Once the master is selected we pick the remaining nodes and do parallel writes. We now block till we satisfy W and have a successful response from zone-count-writes zones. In other words, latency = max (time to get W successful responses, time to have at least one response from zone-count-write zones).
Some examples : For the rack aware configuration given above :
- hash(key) = partition 4, client zone = 0, preference list = ( 0,4,5,6 ) ( as per proximity list – zone0(0,4), zone1(5), zone2(6) )
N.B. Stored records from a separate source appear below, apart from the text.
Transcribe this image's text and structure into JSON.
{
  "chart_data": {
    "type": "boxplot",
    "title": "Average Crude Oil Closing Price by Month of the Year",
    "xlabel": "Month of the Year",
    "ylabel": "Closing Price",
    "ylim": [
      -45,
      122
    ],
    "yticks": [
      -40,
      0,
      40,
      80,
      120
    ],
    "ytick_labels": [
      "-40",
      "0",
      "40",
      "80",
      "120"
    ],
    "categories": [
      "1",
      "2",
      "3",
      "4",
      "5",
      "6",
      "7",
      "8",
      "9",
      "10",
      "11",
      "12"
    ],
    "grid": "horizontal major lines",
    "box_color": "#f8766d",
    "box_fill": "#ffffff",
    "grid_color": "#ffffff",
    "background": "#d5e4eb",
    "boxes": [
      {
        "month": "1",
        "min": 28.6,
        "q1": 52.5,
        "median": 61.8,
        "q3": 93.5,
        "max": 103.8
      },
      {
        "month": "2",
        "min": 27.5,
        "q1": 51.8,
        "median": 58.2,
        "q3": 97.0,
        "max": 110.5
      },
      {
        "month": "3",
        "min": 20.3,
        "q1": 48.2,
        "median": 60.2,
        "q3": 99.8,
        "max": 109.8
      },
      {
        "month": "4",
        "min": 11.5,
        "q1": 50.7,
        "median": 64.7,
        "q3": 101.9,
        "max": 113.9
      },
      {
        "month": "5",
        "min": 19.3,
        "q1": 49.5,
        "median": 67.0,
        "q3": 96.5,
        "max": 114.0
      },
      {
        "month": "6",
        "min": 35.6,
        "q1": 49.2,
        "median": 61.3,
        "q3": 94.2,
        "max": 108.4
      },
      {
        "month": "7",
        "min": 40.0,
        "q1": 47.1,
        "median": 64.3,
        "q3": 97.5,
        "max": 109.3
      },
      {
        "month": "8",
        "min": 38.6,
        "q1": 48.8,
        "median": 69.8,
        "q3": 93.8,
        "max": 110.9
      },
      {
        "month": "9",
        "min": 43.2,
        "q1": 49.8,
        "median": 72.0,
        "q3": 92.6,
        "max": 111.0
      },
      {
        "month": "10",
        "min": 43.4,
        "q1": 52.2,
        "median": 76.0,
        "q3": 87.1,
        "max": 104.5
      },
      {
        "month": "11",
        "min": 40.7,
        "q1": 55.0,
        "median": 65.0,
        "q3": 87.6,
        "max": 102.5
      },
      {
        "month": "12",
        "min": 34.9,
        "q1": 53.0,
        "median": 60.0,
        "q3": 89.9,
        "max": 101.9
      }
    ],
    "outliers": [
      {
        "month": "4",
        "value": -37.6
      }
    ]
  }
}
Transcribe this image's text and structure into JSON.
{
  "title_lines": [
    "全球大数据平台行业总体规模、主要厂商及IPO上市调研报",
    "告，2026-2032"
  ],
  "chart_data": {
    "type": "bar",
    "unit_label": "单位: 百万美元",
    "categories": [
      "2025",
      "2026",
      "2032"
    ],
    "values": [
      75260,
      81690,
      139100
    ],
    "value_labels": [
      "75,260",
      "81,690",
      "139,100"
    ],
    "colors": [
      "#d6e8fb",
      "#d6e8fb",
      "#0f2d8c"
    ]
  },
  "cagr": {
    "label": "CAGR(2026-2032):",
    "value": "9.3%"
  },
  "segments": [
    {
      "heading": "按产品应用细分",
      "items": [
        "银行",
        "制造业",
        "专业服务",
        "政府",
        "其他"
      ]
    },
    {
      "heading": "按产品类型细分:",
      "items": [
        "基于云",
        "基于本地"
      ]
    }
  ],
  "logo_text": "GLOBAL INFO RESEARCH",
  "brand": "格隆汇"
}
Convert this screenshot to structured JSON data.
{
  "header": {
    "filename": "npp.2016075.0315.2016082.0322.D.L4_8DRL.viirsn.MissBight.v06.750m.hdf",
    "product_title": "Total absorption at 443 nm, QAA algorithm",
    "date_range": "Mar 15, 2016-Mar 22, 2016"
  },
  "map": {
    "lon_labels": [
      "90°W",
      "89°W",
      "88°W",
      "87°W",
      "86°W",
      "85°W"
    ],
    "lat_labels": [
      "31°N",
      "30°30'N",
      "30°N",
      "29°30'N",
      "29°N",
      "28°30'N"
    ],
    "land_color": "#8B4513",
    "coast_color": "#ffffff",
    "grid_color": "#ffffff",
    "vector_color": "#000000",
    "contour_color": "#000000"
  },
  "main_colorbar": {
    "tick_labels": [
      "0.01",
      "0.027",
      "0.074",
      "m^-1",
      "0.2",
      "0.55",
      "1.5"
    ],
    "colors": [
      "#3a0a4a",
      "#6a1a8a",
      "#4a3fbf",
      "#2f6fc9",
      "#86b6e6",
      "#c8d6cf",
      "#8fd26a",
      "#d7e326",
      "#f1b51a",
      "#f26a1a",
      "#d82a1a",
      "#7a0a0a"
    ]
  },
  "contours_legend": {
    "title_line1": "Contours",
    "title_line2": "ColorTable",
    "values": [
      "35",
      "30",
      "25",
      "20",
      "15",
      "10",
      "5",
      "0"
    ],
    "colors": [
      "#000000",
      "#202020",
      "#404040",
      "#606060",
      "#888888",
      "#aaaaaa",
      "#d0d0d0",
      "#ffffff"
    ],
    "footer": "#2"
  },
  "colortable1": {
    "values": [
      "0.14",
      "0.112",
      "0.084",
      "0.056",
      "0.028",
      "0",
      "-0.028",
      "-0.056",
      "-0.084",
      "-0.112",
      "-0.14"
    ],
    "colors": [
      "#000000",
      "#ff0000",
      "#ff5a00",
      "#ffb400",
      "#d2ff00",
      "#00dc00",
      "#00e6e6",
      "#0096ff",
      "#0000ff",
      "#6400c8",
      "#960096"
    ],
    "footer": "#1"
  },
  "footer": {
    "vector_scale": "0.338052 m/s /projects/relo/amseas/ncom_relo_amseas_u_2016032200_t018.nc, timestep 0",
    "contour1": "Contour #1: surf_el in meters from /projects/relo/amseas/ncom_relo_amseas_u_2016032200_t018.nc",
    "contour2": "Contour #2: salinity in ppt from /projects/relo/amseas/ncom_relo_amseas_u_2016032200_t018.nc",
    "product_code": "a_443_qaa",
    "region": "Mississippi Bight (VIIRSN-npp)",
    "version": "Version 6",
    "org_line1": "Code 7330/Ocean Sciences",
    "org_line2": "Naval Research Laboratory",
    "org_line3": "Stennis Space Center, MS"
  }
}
- hash(key) = partition 4, client zone = 1, preference list = ( 5,0,4,6 ) ( as per proximity list – zone1(5), zone0(0,4), zone2(6) )
- hash(key) = partition 4, client zone = 2, preference list = ( 6,5,0,4 ) ( as per proximity list – zone2(6), zone1(5), zone0(0,4) )
The current implementation of get first does attempts = min ( N, preferred-read ) number of parallel requests. We would now want our parallel requests to have nodes from zone-count-reads zones. Two things need to be done now. First, attempts = max ( preferred-reads, zone-count-reads ). Second, we order the preference list so as to satisfy the zone-count-reads requirement. We first place zone-count-reads nodes and then place the rest of the nodes sorted by proximity list of the client zone. The following example (using the same configuration for Rack aware as mentioned above) will explain the scheme we plan to adopt :
- hash(key) = partition 7, client zone = 0, zone-count-reads = 0, preference list = ( (0,3),(5),(7) )
- hash(key) = partition 7, client zone = 0, zone-count-reads = 1, preference list = ( (5),(0,3),(7) )
- hash(key) = partition 7, client zone = 0, zone-count-reads = 2, preference list = ( (5),(7),(0,3) )
- hash(key) = partition 7, client zone = 1, zone-count-reads = 0, preference list = ( (5),(0,3),(7) )
- hash(key) = partition 7, client zone = 1, zone-count-reads = 1, preference list = ( (0),(5),(3),(7) )
- hash(key) = partition 7, client zone = 1, zone-count-reads = 2, preference list = ( (0),(7),(5),(3) )
- hash(key) = partition 7, client zone = 2, zone-count-reads = 0, preference list = ( (7),(5),(0,3) )
- hash(key) = partition 7, client zone = 2, zone-count-reads = 1, preference list = ( (5),(7),(0,3) )
- hash(key) = partition 7, client zone = 2, zone-count-reads = 2, preference list = ( (5),(0),(7),(3) )
Once again we block till we satisfy R and have a success from zone-count-reads zones i.e. max (time to get R successful responses, time to have atleast one response from zone-count-reads zones)